Castilla-La Mancha podría perder más de 7.500 autónomos del comercio durante la próxima década si continúa la tendencia registrada en los últimos años. Es la previsión que realiza la Unión de Profesionales y Trabajadores Autónomos (UPTA), que alerta especialmente de las consecuencias que la desaparición del pequeño comercio puede tener en el medio rural.
Los datos manejados por su Observatorio Económico del Trabajo Autónomo muestran que la región cerró 2021 con 35.803 autónomos dedicados al comercio y la reparación, mientras que al finalizar 2025 quedaban 32.784. En cuatro años desaparecieron, por tanto, 3.019 trabajadores por cuenta propia de estas actividades, un 8,4 %.
La evolución ha sido más negativa que en el conjunto de España, donde durante el mismo periodo el número de autónomos del comercio descendió un 7,2 %, desde los 772.234 hasta los 716.637.
A partir de esta evolución, UPTA calcula que, si se mantiene el mismo ritmo, Castilla-La Mancha podría perder alrededor de 7.550 autónomos más hasta 2036, situándose en aproximadamente 25.200.
La organización considera que estas cifras anticipan una «profunda transformación» del mapa comercial de Castilla-La Mancha y pone el foco en los municipios rurales. Defiende que las pequeñas tiendas no son únicamente negocios, sino que forman parte de los servicios que permiten mantener la vida cotidiana en los pueblos.
UPTA advierte de un posible círculo de pérdida de actividad y población: el cierre de comercios reduce los servicios disponibles, dificulta la vida diaria y puede contribuir a la pérdida de habitantes, lo que a su vez reduce las posibilidades de supervivencia de los establecimientos que permanecen abiertos.
Por este motivo, la organización reclama que las políticas contra la despoblación en Castilla-La Mancha incorporen medidas específicas para facilitar la continuidad del pequeño comercio.

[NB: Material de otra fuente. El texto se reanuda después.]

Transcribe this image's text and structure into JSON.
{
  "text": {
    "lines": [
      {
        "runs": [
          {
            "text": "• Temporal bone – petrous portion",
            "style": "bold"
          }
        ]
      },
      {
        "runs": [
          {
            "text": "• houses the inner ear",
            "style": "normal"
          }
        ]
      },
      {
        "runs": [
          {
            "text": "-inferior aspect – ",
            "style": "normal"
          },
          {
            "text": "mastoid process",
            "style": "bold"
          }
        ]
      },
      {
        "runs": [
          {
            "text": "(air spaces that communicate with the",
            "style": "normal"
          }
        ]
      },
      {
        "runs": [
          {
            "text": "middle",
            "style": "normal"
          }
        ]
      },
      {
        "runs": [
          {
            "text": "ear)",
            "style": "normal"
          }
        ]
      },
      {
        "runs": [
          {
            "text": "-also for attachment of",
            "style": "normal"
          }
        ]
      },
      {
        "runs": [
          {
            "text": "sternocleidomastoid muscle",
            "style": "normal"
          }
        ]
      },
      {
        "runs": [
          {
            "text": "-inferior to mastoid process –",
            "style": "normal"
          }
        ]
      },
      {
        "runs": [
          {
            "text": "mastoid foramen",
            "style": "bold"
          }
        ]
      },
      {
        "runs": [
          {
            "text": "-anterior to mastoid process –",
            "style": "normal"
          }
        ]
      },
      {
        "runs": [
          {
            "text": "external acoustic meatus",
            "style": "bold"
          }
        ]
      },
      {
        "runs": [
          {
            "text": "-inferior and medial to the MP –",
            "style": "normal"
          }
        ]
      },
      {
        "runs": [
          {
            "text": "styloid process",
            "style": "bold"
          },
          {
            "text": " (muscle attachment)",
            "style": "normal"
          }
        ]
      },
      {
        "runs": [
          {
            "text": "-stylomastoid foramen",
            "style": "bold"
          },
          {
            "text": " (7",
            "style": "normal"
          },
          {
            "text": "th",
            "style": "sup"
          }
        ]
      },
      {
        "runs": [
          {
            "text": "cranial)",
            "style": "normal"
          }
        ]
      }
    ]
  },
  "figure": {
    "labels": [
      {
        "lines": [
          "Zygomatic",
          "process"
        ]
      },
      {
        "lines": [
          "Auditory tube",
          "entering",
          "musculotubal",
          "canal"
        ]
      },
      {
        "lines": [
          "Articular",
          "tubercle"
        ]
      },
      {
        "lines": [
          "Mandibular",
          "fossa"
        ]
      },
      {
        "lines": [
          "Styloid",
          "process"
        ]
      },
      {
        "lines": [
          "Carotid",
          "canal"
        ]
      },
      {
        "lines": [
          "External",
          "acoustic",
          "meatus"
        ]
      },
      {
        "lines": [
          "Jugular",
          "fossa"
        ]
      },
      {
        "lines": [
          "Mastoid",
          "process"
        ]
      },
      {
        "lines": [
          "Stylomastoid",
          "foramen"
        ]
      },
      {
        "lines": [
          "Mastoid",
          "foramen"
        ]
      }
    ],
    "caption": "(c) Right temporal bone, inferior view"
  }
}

«Castilla-La Mancha ha perdido más de 3.000 autónomos del comercio en apenas cuatro años. Si esta tendencia continúa, podemos encontrarnos dentro de una década con más de 7.500 pequeños comerciantes menos», ha advertido el presidente de UPTA España, Eduardo Abad.
Abad también ha cuestionado el modelo comercial desarrollado durante los últimos años: «Durante años lo moderno fue llevar comercio, restauración y ocio a grandes complejos en las periferias. Creamos auténticos parques temáticos del consumo y vaciamos de actividad nuestras calles y barrios. Ahora estamos pagando las consecuencias».